A brief episode of anxiety may have a bigger influence on a person's ability to learn what is safe and what is not. The research recently published in NPJ Science of Learning used a virtual reality game that involved picking flowers with bees in some of the blossoms that would sting the participant—simulated by a mild electrical stimulation on the hand.
Researchers worked with 70 neurotypical participants between the ages of 20 and 30. Claire Marino, a research assistant in the ZVR Lab , and Pavel Rjabtsenkov, a Neuroscience graduate student at the University of Rochester School of Medicine and Dentistry , were co-first authors of the study that found that the people who learned to distinguish between the safe and dangerous areas—where the bees were and were not—showed better spatial memory and had lower anxiety, while participants who did not learn the different areas had higher anxiety and heightened fear even in safe areas. Surprisingly, they discovered that temporary feelings of anxiety had the biggest impact on learning and not a person's general tendency to feel anxious.

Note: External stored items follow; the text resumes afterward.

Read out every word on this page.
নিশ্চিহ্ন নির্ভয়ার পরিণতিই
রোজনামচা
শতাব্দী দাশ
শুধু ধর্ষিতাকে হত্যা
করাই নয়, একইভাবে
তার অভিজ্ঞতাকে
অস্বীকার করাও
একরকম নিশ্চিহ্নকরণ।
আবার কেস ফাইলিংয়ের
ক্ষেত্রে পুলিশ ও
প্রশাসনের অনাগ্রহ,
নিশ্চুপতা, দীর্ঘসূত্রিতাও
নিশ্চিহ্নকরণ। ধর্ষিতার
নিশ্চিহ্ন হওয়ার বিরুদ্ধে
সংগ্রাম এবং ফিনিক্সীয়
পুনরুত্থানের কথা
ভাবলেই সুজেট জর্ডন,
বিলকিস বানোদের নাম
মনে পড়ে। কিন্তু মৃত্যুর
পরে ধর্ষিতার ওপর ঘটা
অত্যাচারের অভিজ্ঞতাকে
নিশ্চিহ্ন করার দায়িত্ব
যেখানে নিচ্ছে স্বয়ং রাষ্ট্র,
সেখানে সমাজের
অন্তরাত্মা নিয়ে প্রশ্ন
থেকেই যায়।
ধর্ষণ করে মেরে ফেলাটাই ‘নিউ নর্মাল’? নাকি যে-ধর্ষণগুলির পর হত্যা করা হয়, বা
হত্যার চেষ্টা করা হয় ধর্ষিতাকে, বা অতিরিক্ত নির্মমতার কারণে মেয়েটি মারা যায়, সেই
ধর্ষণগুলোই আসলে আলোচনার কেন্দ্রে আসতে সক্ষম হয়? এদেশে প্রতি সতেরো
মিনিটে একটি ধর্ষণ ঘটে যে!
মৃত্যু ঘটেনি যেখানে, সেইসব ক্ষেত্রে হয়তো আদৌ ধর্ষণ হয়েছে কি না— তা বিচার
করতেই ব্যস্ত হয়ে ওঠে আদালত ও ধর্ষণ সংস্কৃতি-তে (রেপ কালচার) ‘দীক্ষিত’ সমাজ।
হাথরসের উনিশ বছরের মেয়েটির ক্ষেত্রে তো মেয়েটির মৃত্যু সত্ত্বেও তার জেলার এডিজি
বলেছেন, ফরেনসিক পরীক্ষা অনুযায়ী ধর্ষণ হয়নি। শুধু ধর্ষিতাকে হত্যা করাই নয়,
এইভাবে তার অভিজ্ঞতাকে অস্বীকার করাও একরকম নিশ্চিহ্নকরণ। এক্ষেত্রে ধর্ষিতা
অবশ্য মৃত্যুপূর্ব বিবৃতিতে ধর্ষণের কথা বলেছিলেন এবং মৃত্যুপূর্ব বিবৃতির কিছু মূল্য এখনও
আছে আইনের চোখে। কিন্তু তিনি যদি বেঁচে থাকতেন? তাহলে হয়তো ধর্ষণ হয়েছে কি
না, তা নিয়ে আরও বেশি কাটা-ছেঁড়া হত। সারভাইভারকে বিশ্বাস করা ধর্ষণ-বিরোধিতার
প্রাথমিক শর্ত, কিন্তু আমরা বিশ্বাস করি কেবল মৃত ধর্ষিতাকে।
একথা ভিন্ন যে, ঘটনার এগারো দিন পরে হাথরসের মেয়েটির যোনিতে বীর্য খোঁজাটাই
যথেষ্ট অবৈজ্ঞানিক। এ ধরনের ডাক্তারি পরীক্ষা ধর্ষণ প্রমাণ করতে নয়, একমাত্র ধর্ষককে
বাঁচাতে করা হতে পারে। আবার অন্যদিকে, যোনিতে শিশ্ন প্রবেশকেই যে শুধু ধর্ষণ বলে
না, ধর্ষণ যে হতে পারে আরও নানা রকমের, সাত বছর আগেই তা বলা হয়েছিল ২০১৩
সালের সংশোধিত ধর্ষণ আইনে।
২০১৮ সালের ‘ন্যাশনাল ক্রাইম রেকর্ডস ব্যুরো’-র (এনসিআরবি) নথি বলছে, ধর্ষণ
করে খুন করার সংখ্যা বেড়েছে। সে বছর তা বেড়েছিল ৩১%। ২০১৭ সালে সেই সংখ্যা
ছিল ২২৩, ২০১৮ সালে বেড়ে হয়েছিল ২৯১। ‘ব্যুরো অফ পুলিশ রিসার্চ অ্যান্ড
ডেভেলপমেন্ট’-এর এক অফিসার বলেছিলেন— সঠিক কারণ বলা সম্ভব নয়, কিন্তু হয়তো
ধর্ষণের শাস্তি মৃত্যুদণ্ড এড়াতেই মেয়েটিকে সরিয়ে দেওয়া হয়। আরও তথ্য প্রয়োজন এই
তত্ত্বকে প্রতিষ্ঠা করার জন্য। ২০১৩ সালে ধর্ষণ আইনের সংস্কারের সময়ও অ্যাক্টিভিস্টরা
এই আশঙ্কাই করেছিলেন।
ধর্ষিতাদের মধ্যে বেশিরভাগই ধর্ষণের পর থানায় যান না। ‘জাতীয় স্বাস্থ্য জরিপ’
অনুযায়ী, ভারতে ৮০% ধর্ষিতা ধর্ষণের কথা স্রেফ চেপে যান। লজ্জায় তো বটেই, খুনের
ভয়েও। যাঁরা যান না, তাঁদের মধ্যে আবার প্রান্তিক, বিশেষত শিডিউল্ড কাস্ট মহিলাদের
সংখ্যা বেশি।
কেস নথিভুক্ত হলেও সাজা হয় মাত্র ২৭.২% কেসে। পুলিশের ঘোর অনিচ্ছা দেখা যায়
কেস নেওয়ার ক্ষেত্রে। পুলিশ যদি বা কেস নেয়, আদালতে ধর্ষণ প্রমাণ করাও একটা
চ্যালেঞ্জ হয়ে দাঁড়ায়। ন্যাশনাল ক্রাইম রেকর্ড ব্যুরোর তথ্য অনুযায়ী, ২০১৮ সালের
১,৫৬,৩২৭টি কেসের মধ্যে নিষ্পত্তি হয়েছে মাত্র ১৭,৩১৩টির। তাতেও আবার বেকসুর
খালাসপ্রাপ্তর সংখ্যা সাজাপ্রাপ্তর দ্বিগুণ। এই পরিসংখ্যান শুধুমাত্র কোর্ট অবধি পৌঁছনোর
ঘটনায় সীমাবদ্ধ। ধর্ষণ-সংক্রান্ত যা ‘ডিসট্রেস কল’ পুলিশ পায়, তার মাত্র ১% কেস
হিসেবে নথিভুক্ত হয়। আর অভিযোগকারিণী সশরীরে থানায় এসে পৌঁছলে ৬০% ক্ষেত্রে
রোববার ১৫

"These results help explain why some people struggle with anxiety-related disorders, such as PTSD, where they may have difficulty distinguishing safe situations from dangerous ones," said the senior author of this study, Benjamin Suarez-Jimenez, PhD , associate professor of Neuroscience and Center for Visual Science at the Del Monte Institute of Neuroscience at the University of Rochester . "The findings suggest that excessive anxiety disrupts spatial learning and threat recognition, which could contribute to chronic fear responses. Understanding these mechanisms may help improve treatments for anxiety and stress-related disorders by targeting how people process environmental threats."
Suarez-Jimenez explains that it is now important to understand if individuals with psychopathologies of anxiety and stress have similar variations in spatial memory. Adding an attention-tracking measure, like eye-tracking, to future studies could help determine whether a focus on potential threats impacts broader environmental awareness.
Additional authors include Caitlin Sharp, Zonia Ali, Evelyn Pineda, Shreya Bavdekar, Tanya Garg, Kendal Jordan, Mary Halvorsen, Carlos Aponte, and Julie Blue of the University of Rochester Medical Center , and Xi Zhu, PhD, of Columbia University Irving Medical Center. The research was supported by the National Institute of Mental Health, Wellcome Trust Fellowship, and the European Research Council Grant.